Santo Domingo. El arzobispo coadjutor de Santo Domingo, Carlos Tomás Morel Diplán, lanzó una crítica al creciente desorden que observa en las vías públicas del país y advirtió sobre el deterioro de la convivencia ciudadana reflejado en el tránsito, la falta de respeto a las normas y el debilitamiento de la cultura cívica.
La reflexión del prelado trasciende el tema del transporte.
En realidad, apunta a una cuestión más profunda: la relación de los dominicanos con la autoridad, las reglas y el espacio público.
República Dominicana ha invertido miles de millones de pesos en carreteras, elevados, túneles, corredores y sistemas de transporte. Sin embargo, el comportamiento ciudadano continúa siendo uno de los principales obstáculos para mejorar la movilidad y reducir los accidentes.

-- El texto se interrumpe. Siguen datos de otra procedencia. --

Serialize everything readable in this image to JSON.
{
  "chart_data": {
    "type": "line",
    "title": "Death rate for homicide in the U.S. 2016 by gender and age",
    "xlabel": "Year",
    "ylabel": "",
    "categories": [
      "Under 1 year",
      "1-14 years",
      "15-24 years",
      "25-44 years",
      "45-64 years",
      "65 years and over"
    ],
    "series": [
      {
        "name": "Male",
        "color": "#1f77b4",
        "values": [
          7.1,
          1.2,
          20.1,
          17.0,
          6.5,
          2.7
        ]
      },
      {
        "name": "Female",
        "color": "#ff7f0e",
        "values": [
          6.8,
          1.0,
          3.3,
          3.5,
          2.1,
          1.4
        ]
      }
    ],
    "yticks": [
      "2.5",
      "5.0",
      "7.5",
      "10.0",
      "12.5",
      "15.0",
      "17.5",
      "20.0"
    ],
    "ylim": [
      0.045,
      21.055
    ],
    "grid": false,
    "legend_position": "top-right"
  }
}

No es la primera vez que Morel Diplán aborda problemas estructurales del país desde una perspectiva moral y educativa. En meses recientes ha señalado que fenómenos como la corrupción tienen raíces profundas vinculadas a la formación en valores y al cumplimiento efectivo de las normas.
Su observación toca un punto sensible.
Cada día millones de dominicanos enfrentan tapones, imprudencias, violaciones a las señales de tránsito, invasión de carriles, estacionamientos irregulares y conductas que convierten la movilidad en una experiencia de estrés permanente.
El problema ya no parece ser únicamente de infraestructura.
También es de comportamiento.
Y ahí es donde la crítica del arzobispo adquiere relevancia.
Porque las sociedades no funcionan solamente con leyes.
Funcionan cuando una mayoría de ciudadanos decide respetarlas incluso cuando no hay un agente observando.
La República Dominicana ha avanzado en obras, tecnología e institucionalidad. Pero el tránsito sigue siendo uno de los lugares donde se expresa con mayor crudeza la distancia entre las normas escritas y las conductas reales.
La advertencia de Morel Diplán apunta precisamente a esa contradicción.
No basta con construir más vías.
También hay que construir más ciudadanía.